La raison de la garde à vue d'Erden Timur révélée ! Voici les coulisses de l'enquête...
Le journaliste Murat Ağırel a révélé des informations importantes sur les coulisses de l'enquête ayant conduit à la garde à vue de l'ancien vice-président de Galatasaray, Erden Timur.
Les opérations menées successivement ces derniers jours ont dominé l'actualité en Turquie. Le président de Fenerbahçe, Sadettin Saran, placé en garde à vue dans le cadre d'une enquête sur les stupéfiants impliquant des personnalités célèbres et s'étendant ensuite aux milieux des médias et du sport, a été remis en liberté sous contrôle judiciaire.
Alors que les accusations portées contre Saran continuent de faire l'objet de débats dans l'opinion publique, une décision de garde à vue a été prise le matin du 26 décembre à l'encontre de 29 personnes, dont 14 footballeurs, dans le cadre d'une enquête sur les paris illégaux dans le football.
La présence de l'ancien vice-président de Galatasaray, Erden Timur, parmi les personnes placées en garde à vue dans le cadre de cette enquête a attiré l'attention.
Le chroniqueur du journal Cumhuriyet, Murat Ağırel, a apporté des précisions sur les raisons de la garde à vue d'Erden Timur dans son dernier article.
Ağırel a rappelé avoir déjà abordé dans son livre intitulé "Kirli Çark" (L'Engrenage sale) l'affaire fondée sur l'accusation de "blanchiment de capitaux issus d'activités criminelles", qui justifie la mise en cause de Timur, et a relaté l'entretien qu'il avait eu avec lui par le passé.
Voici l'extrait pertinent de l'article d'Ağırel :
"Selon les informations reflétées dans les écoutes téléphoniques et les dossiers d'enquête réalisés en 2016, il a été établi que 24 appartements avaient été achetés dans le projet NEF 13 Merter afin de blanchir l'argent provenant d'activités de paris illégaux.
Il est apparu que l'acheteur de ces appartements était Veysel Şahin, jugé en tant que baron des paris illégaux.
Il a été déterminé que les paiements n'étaient pas effectués à partir d'une source unique, mais envoyés à l'entreprise NEF par fragments depuis des comptes ouverts au nom de différentes personnes. Cette méthode a été considérée comme une tentative de dissimuler l'origine des revenus des paris. Dans les relevés bancaires, il a été noté dans le dossier que les mentions "NEF 13 Merter Veysel Şahin" étaient directement inscrites dans la section description de certains virements. De plus, les logements ont été achetés au nom de Veysel Şahin et le contrat a été établi au nom de Veysel Şahin. J'ai vu ces documents moi-même.

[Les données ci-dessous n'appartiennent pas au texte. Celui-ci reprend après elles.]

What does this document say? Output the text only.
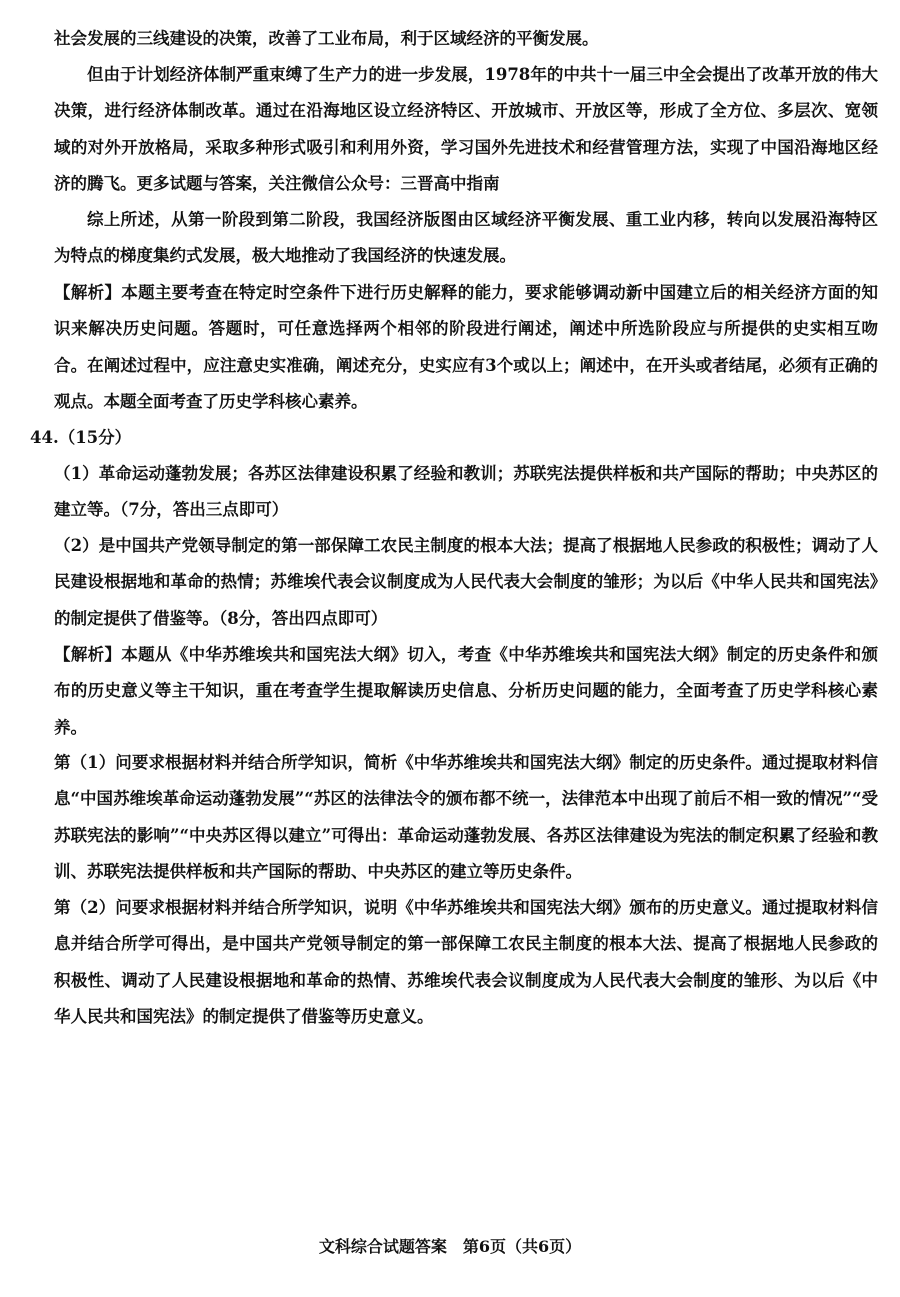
社会发展的三线建设的决策，改善了工业布局，利于区域经济的平衡发展。

但由于计划经济体制严重束缚了生产力的进一步发展，1978年的中共十一届三中全会提出了改革开放的伟大决策，进行经济体制改革。通过在沿海地区设立经济特区、开放城市、开放区等，形成了全方位、多层次、宽领域的对外开放格局，采取多种形式吸引和利用外资，学习国外先进技术和经营管理方法，实现了中国沿海地区经济的腾飞。更多试题与答案，关注微信公众号：三晋高中指南

综上所述，从第一阶段到第二阶段，我国经济版图由区域经济平衡发展、重工业内移，转向以发展沿海特区为特点的梯度集约式发展，极大地推动了我国经济的快速发展。

【解析】本题主要考查在特定时空条件下进行历史解释的能力，要求能够调动新中国建立后的相关经济方面的知识来解决历史问题。答题时，可任意选择两个相邻的阶段进行阐述，阐述中所选阶段应与所提供的史实相互吻合。在阐述过程中，应注意史实准确，阐述充分，史实应有3个或以上；阐述中，在开头或者结尾，必须有正确的观点。本题全面考查了历史学科核心素养。

44.（15分）

（1）革命运动蓬勃发展；各苏区法律建设积累了经验和教训；苏联宪法提供样板和共产国际的帮助；中央苏区的建立等。（7分，答出三点即可）

（2）是中国共产党领导制定的第一部保障工农民主制度的根本大法；提高了根据地人民参政的积极性；调动了人民建设根据地和革命的热情；苏维埃代表会议制度成为人民代表大会制度的雏形；为以后《中华人民共和国宪法》的制定提供了借鉴等。（8分，答出四点即可）

【解析】本题从《中华苏维埃共和国宪法大纲》切入，考查《中华苏维埃共和国宪法大纲》制定的历史条件和颁布的历史意义等主干知识，重在考查学生提取解读历史信息、分析历史问题的能力，全面考查了历史学科核心素养。

第（1）问要求根据材料并结合所学知识，简析《中华苏维埃共和国宪法大纲》制定的历史条件。通过提取材料信息“中国苏维埃革命运动蓬勃发展”“苏区的法律法令的颁布都不统一，法律范本中出现了前后不相一致的情况”“受苏联宪法的影响”“中央苏区得以建立”可得出：革命运动蓬勃发展、各苏区法律建设为宪法的制定积累了经验和教训、苏联宪法提供样板和共产国际的帮助、中央苏区的建立等历史条件。

第（2）问要求根据材料并结合所学知识，说明《中华苏维埃共和国宪法大纲》颁布的历史意义。通过提取材料信息并结合所学可得出，是中国共产党领导制定的第一部保障工农民主制度的根本大法、提高了根据地人民参政的积极性、调动了人民建设根据地和革命的热情、苏维埃代表会议制度成为人民代表大会制度的雏形、为以后《中华人民共和国宪法》的制定提供了借鉴等历史意义。

文科综合试题答案　第6页（共6页）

Avant de publier mon livre, j'ai appelé Erden Timur pour ne pas donner l'impression de l'accuser et par respect pour l'éthique journalistique, et je l'ai interrogé sur le sujet, recueillant ses explications.
Erden Timur a confirmé que la vente avait eu lieu, mais a expliqué que l'identité du véritable acheteur des logements n'était pas connue à l'époque et qu'il n'avait pris connaissance de la situation qu'après l'opération de police. Il a précisé qu'une grande partie des appartements achetés étaient de type 1+1, ce qui, en termes de superficie totale, équivalait à deux ou trois grands appartements.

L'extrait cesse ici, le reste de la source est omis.